Anti-vaccine groups, extreme right ideologues, fanatical religious zealots including Old Calendar Orthodox Christians, outlandish conspiracy theorists who disseminate unfounded theories and see enemies everywhere, deniers of science and progress in general, and supporters of a fortress-Greece all together paraded in a demonstration on 14 July in Syntagma Square in Athens, literally obstructing the country’s effort to free itself from the bonds of the fierce and deadly COVID-19 epidemic.
It is the same circle of backwardness that in 2000 struggled against the new state IDs because they did not record religious affiliation, which never accepted legal abortions because they did not accept a woman’s right to do as she will with her body, and who conducted huge protests against Greece recognising its northern neighbour as North Macedonia.
Now, this motley crew is playing around with the lives of others, and it is hiding behind all the rest of us who assumed the (very small) risk of being vaccinated in a timely manner in order to open up social and economic activity, to allow our children to return to school safely in September, to re-open our universities at long last, and to restart the entire country so that it may transcend the successive crises that have kept it down for over a decade.
Clearly, one cannot converge or reach an understanding with these groups. It is not even an issue of persuasion or communication. These categories of our fellow citizens already had strong convictions before they hit the streets, as they had already absorbed the propaganda in social media and the web more generally in order to bolster their unscientific arguments.
They cannot, or more likely do not, want to understand the simplest of facts – that for COVID-19 there are no borders, colours, or nations. It attacks everyone everywhere, in Europe, Asia, America, and Africa.
They understand that they too are in danger only when they confront serious illness – which they thought they could escape scot free – and are a step away from intubation in a hospital ICU.
Thus, they effectively act, with no sense of social responsibility, as saboteurs of every effort to manage the public health crisis.

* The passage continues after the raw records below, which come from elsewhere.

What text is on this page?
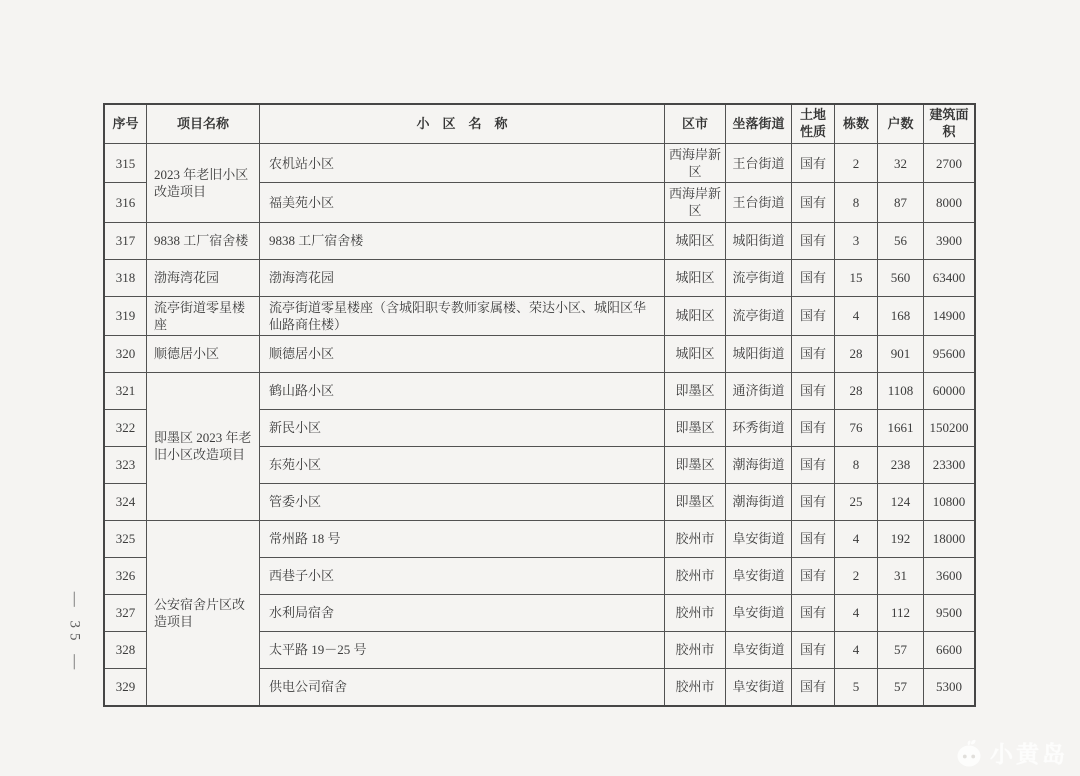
— 35 —
序号	项目名称	小　区　名　称	区市	坐落街道	土地性质	栋数	户数	建筑面积
315	2023 年老旧小区改造项目	农机站小区	西海岸新区	王台街道	国有	2	32	2700
316		福美苑小区	西海岸新区	王台街道	国有	8	87	8000
317	9838 工厂宿舍楼	9838 工厂宿舍楼	城阳区	城阳街道	国有	3	56	3900
318	渤海湾花园	渤海湾花园	城阳区	流亭街道	国有	15	560	63400
319	流亭街道零星楼座	流亭街道零星楼座（含城阳职专教师家属楼、荣达小区、城阳区华仙路商住楼）	城阳区	流亭街道	国有	4	168	14900
320	顺德居小区	顺德居小区	城阳区	城阳街道	国有	28	901	95600
321	即墨区 2023 年老旧小区改造项目	鹤山路小区	即墨区	通济街道	国有	28	1108	60000
322		新民小区	即墨区	环秀街道	国有	76	1661	150200
323		东苑小区	即墨区	潮海街道	国有	8	238	23300
324		管委小区	即墨区	潮海街道	国有	25	124	10800
325	公安宿舍片区改造项目	常州路 18 号	胶州市	阜安街道	国有	4	192	18000
326		西巷子小区	胶州市	阜安街道	国有	2	31	3600
327		水利局宿舍	胶州市	阜安街道	国有	4	112	9500
328		太平路 19－25 号	胶州市	阜安街道	国有	4	57	6600
329		供电公司宿舍	胶州市	阜安街道	国有	5	57	5300
小黄岛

It would come as no surprise if one were to find that the same circles are leading the charge in demanding state economic measures to handle the repercussions of the pandemic and in demanding the opening up of restaurants and the economy more generally with no public health restrictions.
Unfortunately, political parties at times, depending on the confluence of events, have courted this circle of backwardness. They exploited the dynamics of the activity of deniers that they believed serve their political objectives and sometimes even coordinated with them.
They offered those in the circle of backwardness room to operate and coddled them. Now they are paying for their toleration of and compromises with this lethal motley crew.
Now, there is absolutely no room for toleration and compromise. What is at stake now is public health and the reorganisation and rebirth of the country.
The state has a duty to take all necessary measures to rein in their fixations and stupidities. It must act with the requisite decisiveness, with no second thoughts or reservations.
For the country, a swift exit from the public health crisis is nothing less than a matter of survival.
This is the superlative, overarching need that the government and the opposition must jointly serve.